THE Citizen has used its media clout to help a couple discover where their recycled rubbish ends up after it's carted off by the city council's binmen.

It follows our front page report last week on the Hall family, of St Margaret's Close, Ingol, who asked the council to prove they were recycling everything they claimed to.

Mum-of-two Tracey said she witnessed binmen mixing her street's recycling rubbish with regular household waste, removing the lot in the same wagon.

But the council said that, due to a fault on the regular 'kerbsider' recycling vehicle, a replacement 'old fashioned' wagon was sent out -- the one that Tracey would have seen.

Not satisfied, Tracey challenged the council to show her how the rubbish was recycled.

This week The Citizen took Tracey to meet the council's recycling officer, Amy Troner, for a behind-the-scenes look at the authority's Deepdale rubbish depot.

And Amy was quick to tell readers that her department was doing everything it should: "I want to reassure them that we work extremely hard to sort and recycle everything they're putting in their boxes."
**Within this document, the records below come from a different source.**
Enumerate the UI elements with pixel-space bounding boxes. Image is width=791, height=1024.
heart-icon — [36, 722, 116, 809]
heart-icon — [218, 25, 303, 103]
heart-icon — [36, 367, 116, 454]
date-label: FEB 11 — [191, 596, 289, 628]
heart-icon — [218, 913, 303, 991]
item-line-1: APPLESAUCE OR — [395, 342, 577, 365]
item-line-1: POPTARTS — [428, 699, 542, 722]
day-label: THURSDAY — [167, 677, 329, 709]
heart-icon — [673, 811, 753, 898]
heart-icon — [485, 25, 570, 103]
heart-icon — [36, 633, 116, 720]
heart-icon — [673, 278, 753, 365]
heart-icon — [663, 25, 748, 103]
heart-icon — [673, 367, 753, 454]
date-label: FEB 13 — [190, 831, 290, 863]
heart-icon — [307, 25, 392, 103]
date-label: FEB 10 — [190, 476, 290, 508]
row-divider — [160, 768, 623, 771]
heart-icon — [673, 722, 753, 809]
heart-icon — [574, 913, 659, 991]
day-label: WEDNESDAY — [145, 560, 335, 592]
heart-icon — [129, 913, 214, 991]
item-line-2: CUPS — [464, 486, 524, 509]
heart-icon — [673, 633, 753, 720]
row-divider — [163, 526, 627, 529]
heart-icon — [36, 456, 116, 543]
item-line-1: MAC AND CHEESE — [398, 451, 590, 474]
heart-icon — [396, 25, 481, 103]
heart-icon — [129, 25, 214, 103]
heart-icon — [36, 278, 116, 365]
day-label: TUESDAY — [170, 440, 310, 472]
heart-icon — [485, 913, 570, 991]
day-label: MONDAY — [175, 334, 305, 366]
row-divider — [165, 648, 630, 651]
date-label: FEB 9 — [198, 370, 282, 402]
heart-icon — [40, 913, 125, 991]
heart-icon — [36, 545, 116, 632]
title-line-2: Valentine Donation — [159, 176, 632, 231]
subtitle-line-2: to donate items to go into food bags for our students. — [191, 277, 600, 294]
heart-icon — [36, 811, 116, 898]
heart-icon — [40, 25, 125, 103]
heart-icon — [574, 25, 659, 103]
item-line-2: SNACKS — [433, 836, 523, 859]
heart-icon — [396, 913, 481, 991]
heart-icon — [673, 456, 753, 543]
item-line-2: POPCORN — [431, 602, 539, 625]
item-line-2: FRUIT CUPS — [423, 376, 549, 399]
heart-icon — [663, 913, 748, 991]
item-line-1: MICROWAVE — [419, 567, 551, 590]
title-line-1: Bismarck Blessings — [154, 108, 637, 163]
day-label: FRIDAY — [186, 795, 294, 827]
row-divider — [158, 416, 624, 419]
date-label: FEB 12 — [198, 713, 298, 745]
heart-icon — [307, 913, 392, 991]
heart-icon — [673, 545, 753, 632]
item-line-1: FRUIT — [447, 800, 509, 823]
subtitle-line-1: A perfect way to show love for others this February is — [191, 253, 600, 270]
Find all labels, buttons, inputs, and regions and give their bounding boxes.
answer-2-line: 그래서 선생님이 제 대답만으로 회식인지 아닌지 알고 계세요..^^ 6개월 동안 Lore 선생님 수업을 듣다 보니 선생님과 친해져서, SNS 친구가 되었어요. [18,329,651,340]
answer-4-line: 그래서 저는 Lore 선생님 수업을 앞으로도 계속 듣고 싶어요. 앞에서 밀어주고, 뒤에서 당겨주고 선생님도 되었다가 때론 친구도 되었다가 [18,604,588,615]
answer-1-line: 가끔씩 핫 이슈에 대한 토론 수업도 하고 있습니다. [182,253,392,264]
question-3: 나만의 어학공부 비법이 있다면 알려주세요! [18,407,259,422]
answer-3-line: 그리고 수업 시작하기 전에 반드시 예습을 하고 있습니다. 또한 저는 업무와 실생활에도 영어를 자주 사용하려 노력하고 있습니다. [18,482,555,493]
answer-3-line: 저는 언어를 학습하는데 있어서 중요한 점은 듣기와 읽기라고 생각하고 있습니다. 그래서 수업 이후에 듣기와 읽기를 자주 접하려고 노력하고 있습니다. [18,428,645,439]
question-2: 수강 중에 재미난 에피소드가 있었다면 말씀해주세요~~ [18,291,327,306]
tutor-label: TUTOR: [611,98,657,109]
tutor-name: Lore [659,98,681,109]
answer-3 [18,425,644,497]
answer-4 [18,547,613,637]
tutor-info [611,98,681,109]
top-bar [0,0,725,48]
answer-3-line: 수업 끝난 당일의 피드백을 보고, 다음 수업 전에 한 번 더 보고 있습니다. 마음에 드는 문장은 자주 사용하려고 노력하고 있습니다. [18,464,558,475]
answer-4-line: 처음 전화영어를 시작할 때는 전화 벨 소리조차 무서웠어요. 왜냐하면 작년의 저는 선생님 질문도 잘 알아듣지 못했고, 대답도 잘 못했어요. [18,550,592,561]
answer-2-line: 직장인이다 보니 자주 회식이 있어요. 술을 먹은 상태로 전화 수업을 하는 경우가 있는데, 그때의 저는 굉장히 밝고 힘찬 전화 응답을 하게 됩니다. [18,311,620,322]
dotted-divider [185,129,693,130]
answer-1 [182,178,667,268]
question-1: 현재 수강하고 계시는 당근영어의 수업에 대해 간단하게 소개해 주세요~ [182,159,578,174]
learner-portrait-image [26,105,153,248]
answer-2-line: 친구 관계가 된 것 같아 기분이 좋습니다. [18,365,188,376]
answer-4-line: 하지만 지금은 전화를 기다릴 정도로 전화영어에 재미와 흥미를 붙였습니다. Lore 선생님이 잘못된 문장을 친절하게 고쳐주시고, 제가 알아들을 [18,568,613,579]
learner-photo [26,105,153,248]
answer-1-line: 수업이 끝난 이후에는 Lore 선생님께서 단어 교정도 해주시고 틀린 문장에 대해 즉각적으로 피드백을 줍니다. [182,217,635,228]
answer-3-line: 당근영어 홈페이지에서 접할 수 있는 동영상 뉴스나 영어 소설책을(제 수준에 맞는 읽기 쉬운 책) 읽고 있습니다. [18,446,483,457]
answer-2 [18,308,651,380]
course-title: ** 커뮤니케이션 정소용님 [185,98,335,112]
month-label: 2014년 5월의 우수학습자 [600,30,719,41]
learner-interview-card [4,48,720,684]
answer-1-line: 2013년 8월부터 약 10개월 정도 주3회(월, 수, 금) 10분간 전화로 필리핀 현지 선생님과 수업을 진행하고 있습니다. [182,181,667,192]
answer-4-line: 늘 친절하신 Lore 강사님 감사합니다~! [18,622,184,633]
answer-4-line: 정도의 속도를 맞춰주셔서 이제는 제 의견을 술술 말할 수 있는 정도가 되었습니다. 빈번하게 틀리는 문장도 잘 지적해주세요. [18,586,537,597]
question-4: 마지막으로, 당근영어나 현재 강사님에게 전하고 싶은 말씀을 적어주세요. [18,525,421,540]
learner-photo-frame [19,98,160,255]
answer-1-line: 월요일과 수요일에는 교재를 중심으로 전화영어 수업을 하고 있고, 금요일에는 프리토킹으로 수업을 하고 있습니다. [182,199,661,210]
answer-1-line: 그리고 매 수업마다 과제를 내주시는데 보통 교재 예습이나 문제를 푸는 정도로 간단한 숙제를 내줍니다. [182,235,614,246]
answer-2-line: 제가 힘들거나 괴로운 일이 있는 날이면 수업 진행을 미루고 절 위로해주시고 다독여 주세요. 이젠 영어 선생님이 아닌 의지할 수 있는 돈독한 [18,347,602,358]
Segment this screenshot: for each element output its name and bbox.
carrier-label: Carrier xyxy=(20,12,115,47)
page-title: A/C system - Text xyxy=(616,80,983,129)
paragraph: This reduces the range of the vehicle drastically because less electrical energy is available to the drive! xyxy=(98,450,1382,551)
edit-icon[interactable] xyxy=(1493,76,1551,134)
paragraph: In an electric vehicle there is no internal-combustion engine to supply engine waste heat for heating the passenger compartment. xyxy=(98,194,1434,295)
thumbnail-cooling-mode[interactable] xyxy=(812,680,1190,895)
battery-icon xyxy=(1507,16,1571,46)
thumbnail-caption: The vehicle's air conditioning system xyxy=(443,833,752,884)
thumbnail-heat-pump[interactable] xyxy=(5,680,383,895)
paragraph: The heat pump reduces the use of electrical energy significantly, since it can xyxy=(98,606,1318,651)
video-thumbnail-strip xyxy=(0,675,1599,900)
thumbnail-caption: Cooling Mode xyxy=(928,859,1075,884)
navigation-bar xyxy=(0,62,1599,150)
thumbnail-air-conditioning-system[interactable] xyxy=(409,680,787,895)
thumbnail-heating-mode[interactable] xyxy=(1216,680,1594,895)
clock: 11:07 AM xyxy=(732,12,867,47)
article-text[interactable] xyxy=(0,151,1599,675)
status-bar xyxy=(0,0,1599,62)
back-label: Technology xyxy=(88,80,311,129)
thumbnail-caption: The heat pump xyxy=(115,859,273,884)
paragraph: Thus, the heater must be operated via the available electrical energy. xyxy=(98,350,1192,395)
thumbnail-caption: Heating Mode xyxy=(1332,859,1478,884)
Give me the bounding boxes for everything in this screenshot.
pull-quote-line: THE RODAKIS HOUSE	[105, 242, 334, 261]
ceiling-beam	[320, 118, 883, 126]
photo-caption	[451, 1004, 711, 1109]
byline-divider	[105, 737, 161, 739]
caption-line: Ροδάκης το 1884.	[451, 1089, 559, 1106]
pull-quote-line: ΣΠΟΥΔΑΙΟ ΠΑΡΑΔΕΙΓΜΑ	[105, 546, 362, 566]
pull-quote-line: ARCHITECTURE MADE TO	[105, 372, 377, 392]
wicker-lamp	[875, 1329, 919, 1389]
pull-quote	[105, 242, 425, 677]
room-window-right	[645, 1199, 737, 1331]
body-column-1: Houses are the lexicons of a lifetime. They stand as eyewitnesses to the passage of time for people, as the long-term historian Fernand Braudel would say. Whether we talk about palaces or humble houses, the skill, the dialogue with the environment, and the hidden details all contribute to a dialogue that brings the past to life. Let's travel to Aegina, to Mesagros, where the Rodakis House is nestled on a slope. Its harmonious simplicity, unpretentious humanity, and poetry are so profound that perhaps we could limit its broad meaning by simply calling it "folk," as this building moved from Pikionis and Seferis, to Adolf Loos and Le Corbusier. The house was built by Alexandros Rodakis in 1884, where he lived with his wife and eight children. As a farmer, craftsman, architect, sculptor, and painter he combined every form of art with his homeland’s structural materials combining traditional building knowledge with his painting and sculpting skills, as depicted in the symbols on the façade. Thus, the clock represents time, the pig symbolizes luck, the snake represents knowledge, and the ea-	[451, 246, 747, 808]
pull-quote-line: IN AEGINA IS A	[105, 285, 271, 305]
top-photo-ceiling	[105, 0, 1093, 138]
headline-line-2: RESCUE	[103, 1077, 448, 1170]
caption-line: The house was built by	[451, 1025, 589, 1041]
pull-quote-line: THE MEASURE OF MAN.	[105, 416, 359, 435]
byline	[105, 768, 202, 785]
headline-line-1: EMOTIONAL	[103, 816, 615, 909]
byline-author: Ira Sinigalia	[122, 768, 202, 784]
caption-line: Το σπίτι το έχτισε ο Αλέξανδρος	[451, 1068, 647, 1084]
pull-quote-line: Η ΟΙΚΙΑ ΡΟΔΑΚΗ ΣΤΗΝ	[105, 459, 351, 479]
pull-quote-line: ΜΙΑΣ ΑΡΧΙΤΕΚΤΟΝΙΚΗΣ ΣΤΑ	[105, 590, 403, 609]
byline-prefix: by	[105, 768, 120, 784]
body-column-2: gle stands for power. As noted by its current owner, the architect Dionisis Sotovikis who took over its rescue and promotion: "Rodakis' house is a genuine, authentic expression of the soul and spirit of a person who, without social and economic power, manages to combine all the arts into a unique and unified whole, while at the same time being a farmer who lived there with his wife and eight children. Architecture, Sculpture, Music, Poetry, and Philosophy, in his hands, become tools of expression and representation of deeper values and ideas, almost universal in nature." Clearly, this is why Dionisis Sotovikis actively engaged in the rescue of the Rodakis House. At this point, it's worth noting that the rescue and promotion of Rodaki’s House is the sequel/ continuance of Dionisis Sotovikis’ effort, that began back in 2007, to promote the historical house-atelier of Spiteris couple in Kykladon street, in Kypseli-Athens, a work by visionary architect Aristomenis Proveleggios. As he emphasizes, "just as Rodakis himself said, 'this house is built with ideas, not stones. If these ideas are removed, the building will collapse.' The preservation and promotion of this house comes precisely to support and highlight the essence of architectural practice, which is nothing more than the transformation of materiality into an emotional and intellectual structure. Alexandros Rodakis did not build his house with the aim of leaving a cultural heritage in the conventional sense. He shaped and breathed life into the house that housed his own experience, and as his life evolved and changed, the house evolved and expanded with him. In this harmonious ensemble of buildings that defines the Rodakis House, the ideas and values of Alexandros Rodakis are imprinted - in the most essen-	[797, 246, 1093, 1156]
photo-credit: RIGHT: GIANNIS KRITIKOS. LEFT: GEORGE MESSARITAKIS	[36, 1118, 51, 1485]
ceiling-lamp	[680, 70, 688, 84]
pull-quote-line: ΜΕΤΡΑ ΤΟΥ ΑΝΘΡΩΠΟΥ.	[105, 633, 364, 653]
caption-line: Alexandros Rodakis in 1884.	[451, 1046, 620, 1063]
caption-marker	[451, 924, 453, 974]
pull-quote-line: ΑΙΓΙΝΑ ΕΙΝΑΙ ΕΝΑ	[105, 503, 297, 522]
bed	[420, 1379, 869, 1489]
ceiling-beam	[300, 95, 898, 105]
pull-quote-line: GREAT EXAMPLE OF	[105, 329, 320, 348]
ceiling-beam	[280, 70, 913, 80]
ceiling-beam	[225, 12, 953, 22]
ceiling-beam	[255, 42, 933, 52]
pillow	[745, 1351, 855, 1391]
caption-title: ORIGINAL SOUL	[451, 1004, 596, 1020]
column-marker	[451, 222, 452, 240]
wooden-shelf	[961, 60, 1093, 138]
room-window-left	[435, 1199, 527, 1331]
She said that in the last two years the transfer station in Argyll Road had recycled more than 26million glass bottles, 2,000 tonnes of paper, 470,000 cans and 7,000 tonnes of garden waste.

Amy said: "It's extremely important to the environment that we do this. People really don't have any reason to think otherwise. It's unfortunate that occasionally there are operational difficulties."

Tracey said: "It's put my mind at rest but it isn't just what they do at the depot, it's what's actually happening as they're going round. They cannot do everything all at once but at least I saw they are attempting to do something about it."